Changu Narayan exudes an eerie charm that can only come from a religious structure that has existed through a number of centuries. It was rebuilt in 1702 after it was destroyed by a fire, but the original temple is believed to have been built in the 4th century. Some of the stone sculptures found within and around the temple date back from the 4th to the 9th century during the Licchavi period. The kind of mystery, history and sacredness that shroud this ancient temple is exactly what convince UNESCO to designate a historic site as a World Heritage Site. The UNESCO citation means a historic site deserves to be preserved and observed by the human race for many generations to come. It becomes the responsibility of the host country that the chosen sites are indeed preserved and protected. While many countries hope to have at least one UNESCO World Heritage Site, Nepal has eight.
Despite the fact that Nepal is home to so many important landmarks and historical buildings, the country has poor infrastructure, which is slowing down international tourism. Roads to important sites are either unpaved or full of potholes. Regarding Narayan Mandir, there is only one road leading to this important temple, which is probably why not many people come here. The one road passes through Changu Village, to a pilgrim shelter, an ancient water tank, a Ganesh shrine and through a wooden mask shop just before the temple entrance.
Those who do decide to make their way to the ancient temple will be reward to see the temple’s many rare features that are not found elsewhere in the world. The double-roofed Changu Narayan is exceptionally beautiful. Its roof struts are intricately designed with multi-armed Tantric deities and other religious figures. In front of the temple are a kneeling 5th-century Garuda statue, a kneeling image of Vishnu with a snake around his neck, and stone lions. There are also gilded doors, gilded windows, and two pillars with a conch and disc which are symbols for Vishnu, supreme Hindu god.

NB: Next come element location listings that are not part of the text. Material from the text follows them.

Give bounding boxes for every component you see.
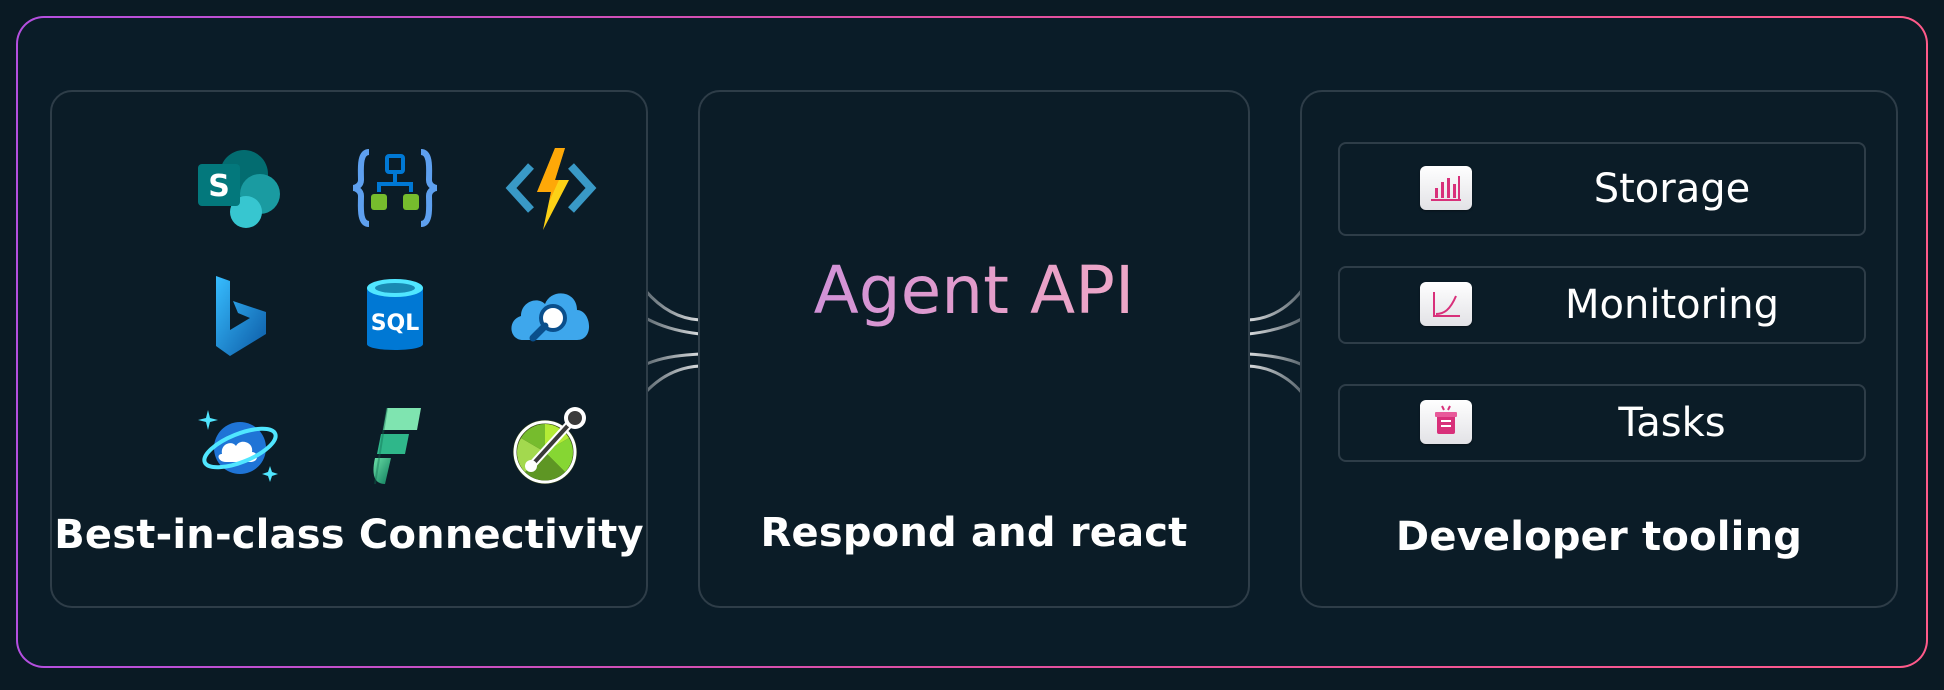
connectivity-panel: S SQL Best-in-class Connectivity xyxy=(50,90,648,608)
cognitive-search-icon xyxy=(503,268,599,364)
fabric-icon xyxy=(347,396,443,492)
sql-database-icon: SQL xyxy=(347,268,443,364)
developer-tooling-caption: Developer tooling xyxy=(1395,514,1803,560)
cosmos-db-icon xyxy=(192,396,288,492)
azure-functions-icon xyxy=(503,140,599,236)
respond-react-caption: Respond and react xyxy=(760,510,1188,556)
bing-icon xyxy=(192,268,288,364)
tasks-label: Tasks xyxy=(1618,400,1726,446)
storage-chart-icon xyxy=(1420,166,1472,210)
tool-row-storage: Storage xyxy=(1338,142,1866,236)
agent-api-title: Agent API xyxy=(700,252,1248,329)
agent-api-panel: Agent API Respond and react xyxy=(698,90,1250,608)
storage-label: Storage xyxy=(1593,166,1751,212)
connectivity-caption: Best-in-class Connectivity xyxy=(54,512,644,558)
connector-icon-grid: S SQL xyxy=(140,134,597,485)
svg-text:S: S xyxy=(208,169,230,204)
tasks-icon xyxy=(1420,400,1472,444)
api-management-icon xyxy=(503,396,599,492)
tool-row-tasks: Tasks xyxy=(1338,384,1866,462)
svg-text:SQL: SQL xyxy=(371,311,420,336)
developer-tooling-panel: Storage Monitoring Tasks Developer tooli… xyxy=(1300,90,1898,608)
logic-apps-icon xyxy=(347,140,443,236)
sharepoint-icon: S xyxy=(192,140,288,236)
monitoring-graph-icon xyxy=(1420,282,1472,326)
tool-row-monitoring: Monitoring xyxy=(1338,266,1866,344)
monitoring-label: Monitoring xyxy=(1565,282,1779,328)
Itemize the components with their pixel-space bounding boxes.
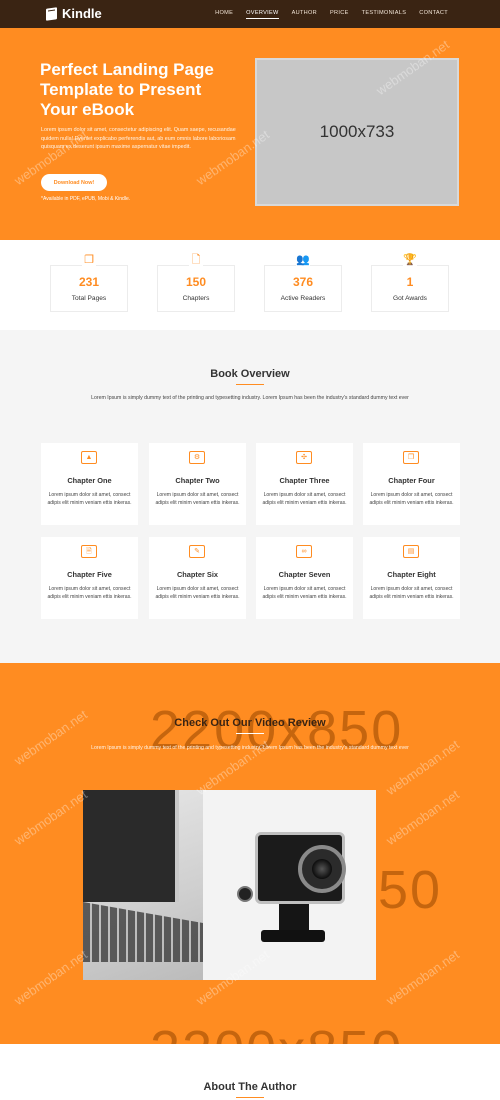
camera-lens bbox=[298, 845, 346, 893]
camera-lens-glass bbox=[312, 859, 332, 879]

In the temple’s courtyard are very old sculptures and images of Vishnu as the man-lion Narsingha while disemboweling a demon, Vishnu as the six-armed dwarf Vikrantha/Vamana who turned into a giant and defeated King Bali, and a beautifully carved small black slab with an image of Vishnu with ten heads and ten arms. Believed to be around 1,500 years old, the carvings depict the underworld, the world of man and the heavenly world. There are more images of Vishnu and Garuda inside and outside the temple. Outside the temple are figures of more deities, stone guardians and other sculptures, as well as the Changu Museum behind the Changhu Peaceful Cottage. The real beauty, which is the interior of Narayan Mandir temple, is yet to be seen by the non-Buddhist world. Only Buddhists are allowed to enter the temple, but that is also very rare since the temple is always closed.